Я втянул в себя едкую горечь. Я всегда хотел петь, но сейчас слишком много противодействий, чтобы заниматься любимым делом.

Внезапно пришло осознание, что теперь мне некуда податься. Без образования, без талантов, по сути – без трезвого мышления.

Смерть, стоявшая рядом, просунула когтистую руку в недра тела, разливая холод по венам. А ему было тепло. Он что-то прохрипел, глядя на меня, или сквозь меня, я не понял этого. Наверное, он просил воды. Накатило желание специально уничтожить его. Или не отпускать. Но лучше – уничтожить.
Сколько мы были рядом? Нет, не вместе, именно рядом. И не было никогда признаний, или свиданий. Не было отношений. Был негласный закон – расставание после распада группы. Той, которую я разрушил собственными руками.

Но горевать не было сил, не было сил ни на что. Он снова что-то хрипел, казалось, он умирал.
Я не мог встать. Пепел сыпался прямо на меня, наверное, я умирал вместе с ним.
В голове медленно крутились воспоминания о прошлом. Я всегда хотел, чтобы мы были командой, одним целым, но как песок – все желания сыпались между пальцев, оставляя только неприятные ощущения за собой. Порой мне хотелось кричать, а иногда я вспоминал, что в этом мире слишком много меня. В моем мире. Меня считали странным, его считали шлюхой, как ни крути – идеальная пара. Он красил губы в яркий цвет и одевал платья, я был рыцарем с одним глазом. Он ворвался в мою жизнь безапелляционно, скидывая каскады шмоток на мою кровать, и раскидывая свою косметику, и мне казалось, что так будет всегда. Но всегда закончилось как-то слишком быстро. И сегодня последний наркоманский ритуал, как всегда после концерта.
Когда он узнал об этом, то не кидался стульями, не устраивал истерик, а только достал свое и закурил рядом. Он был таким же как и я: он любил азарт, наркоту и секс. Порой я думал и верил, что это не рушимо. И через двадцать лет мы будем курить под звуки тяжелой музыки, медленно сползая на пол.

Он не любил алкоголь, я не любил его тоже, и мы никогда не ходили на посиделки к ребятам. Он не любил смеяться, я не любил этого тоже, и мы были похожи на мрачные изваяния посреди сцены. Я часто протыкал свои вены, и он любил смотреть на мою кровь, а потом пытался поджечь ее, но у него никогда не выходило. Он был сварлив по утрам, и не любил солнце, он любил танцевать, и ему нравилось быть в центре внимания.
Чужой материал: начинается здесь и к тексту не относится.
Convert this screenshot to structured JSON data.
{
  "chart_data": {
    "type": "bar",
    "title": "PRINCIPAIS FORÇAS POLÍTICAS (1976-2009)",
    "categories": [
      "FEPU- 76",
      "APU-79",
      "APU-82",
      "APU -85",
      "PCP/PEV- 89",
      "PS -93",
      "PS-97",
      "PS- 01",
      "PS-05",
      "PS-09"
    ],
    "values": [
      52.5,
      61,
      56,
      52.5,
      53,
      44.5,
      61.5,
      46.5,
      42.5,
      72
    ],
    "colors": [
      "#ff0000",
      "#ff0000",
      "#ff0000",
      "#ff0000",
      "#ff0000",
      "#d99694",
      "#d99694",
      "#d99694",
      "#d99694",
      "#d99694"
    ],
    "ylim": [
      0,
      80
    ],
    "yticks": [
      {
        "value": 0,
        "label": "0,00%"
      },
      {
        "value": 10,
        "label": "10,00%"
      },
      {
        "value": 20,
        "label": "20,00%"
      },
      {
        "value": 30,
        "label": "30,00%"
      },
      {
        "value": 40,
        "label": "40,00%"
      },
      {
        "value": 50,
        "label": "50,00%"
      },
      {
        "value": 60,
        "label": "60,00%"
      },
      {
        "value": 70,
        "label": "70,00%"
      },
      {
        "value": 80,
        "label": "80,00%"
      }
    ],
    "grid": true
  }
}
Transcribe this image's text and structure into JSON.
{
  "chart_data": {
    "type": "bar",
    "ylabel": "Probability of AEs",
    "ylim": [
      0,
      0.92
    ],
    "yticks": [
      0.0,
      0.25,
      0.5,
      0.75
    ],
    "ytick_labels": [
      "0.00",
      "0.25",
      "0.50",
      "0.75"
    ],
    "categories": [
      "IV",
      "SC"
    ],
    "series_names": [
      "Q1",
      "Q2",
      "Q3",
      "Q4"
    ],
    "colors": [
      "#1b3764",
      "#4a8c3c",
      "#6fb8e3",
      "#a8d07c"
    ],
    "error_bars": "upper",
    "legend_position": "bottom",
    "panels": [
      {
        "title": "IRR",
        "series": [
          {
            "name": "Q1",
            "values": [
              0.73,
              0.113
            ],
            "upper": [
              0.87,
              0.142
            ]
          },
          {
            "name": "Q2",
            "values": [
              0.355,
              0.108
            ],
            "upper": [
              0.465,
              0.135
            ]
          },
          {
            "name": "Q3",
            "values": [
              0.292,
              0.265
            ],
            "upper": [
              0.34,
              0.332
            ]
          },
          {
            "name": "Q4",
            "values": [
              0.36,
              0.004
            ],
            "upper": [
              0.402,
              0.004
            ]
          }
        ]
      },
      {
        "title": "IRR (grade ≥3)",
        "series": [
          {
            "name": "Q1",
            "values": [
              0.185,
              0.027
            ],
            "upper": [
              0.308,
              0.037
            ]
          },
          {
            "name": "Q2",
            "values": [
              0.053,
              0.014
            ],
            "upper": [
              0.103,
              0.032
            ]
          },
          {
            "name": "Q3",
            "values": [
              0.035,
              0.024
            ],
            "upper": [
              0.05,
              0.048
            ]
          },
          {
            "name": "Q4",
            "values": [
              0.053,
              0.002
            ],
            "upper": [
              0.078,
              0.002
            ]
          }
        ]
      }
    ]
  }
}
У него было много друзей, но он никого не любил, никогда. А порой он брал деньги за секс. Он любил дорогие украшения и боялся полицейских. У него была собака, но он выкинул ее из окна моей квартиры, накурившись. Позже мы завели кошку. Она сбежала через месяц. Тогда он сказал, что согласен быть домашним животным, и нацепил на себя костюм зайца из латекса. Я поклялся себе, что вышвырну его завтра же. Главное, чтобы завтра наступило.

Мне хотелось пить, но лень пересиливала. Что же делать? Он снова хрипел, кстати.
Однажды Тецу сказал, что мы больные. Как всегда, он был прав. У них с Шо святые отношения, святая любовь, а мы загнемся под забором, так он сказал?
Кажется, он нашел воду. После нескольких шумных глотков, я вновь услышал тихий хрип.
- Ты будешь скучать, правда?
Внезапно стало как-то неловко. Я рассмеялся, чтобы не показывать слез. Он рассмеялся в ответ. Мы всегда делили сумасшествие на двоих.
- Будешь, - сказал он. Я кивнул и потянулся к столу. Там лежало еще, я хотел. Хотел дойти до той кондиции, когда уже ничего не страшно, и ничего не помнишь. И сказать ему, все, что хотел на протяжении долгих лет существования UNSRAW. – А я нет. Ты редкостный зануда, Ю.

Я ухмыльнулся, и послал его нахуй, чтоб не повадно было.

Сколько было ситуаций? Когда мы умирали вместе, а утром, как слепые котята, жмурились на солнце, одевая большие очки, и спотыкались друг о друга, в поисках воды и сан.узла? Когда он косо подводил глаза, тихо матерясь, а я искал свои вещи в неразберимой куче его тряпья? То были бессонные ночи, полные страсти и разврата, а после он тихо сползал по стойке вниз, а я путал слова и пел мимо нот. На нас кидали злостные взгляды, а мы хотели лишь немного воды, совсем чуть-чуть. Тогда мы пытались идти ровной походкой, и наперегонки бежали до дома, прячась от жары, а иногда бросались полуголыми под дождь, и снова на нас косились прохожие. Как ни крути – мы идеальная пара. Точнее, мы были идеальной парой. Он кричал мне, что все всегда будет хорошо, и я верил, заставляя себя идти на поводу, не задумываясь о будущем. Он научил меня не думать. И тогда я понял, что такое настоящая жизнь. Впереди маячил тюремный срок, и часто хотелось нажать на курок, но я шел вперед, слегка заплетающимися ногами, и желал не загнуться под забором, а еще петь на сцене, и видеть тянущиеся ко мне руки. Забыть, что такое страх, и гнетущее бытие.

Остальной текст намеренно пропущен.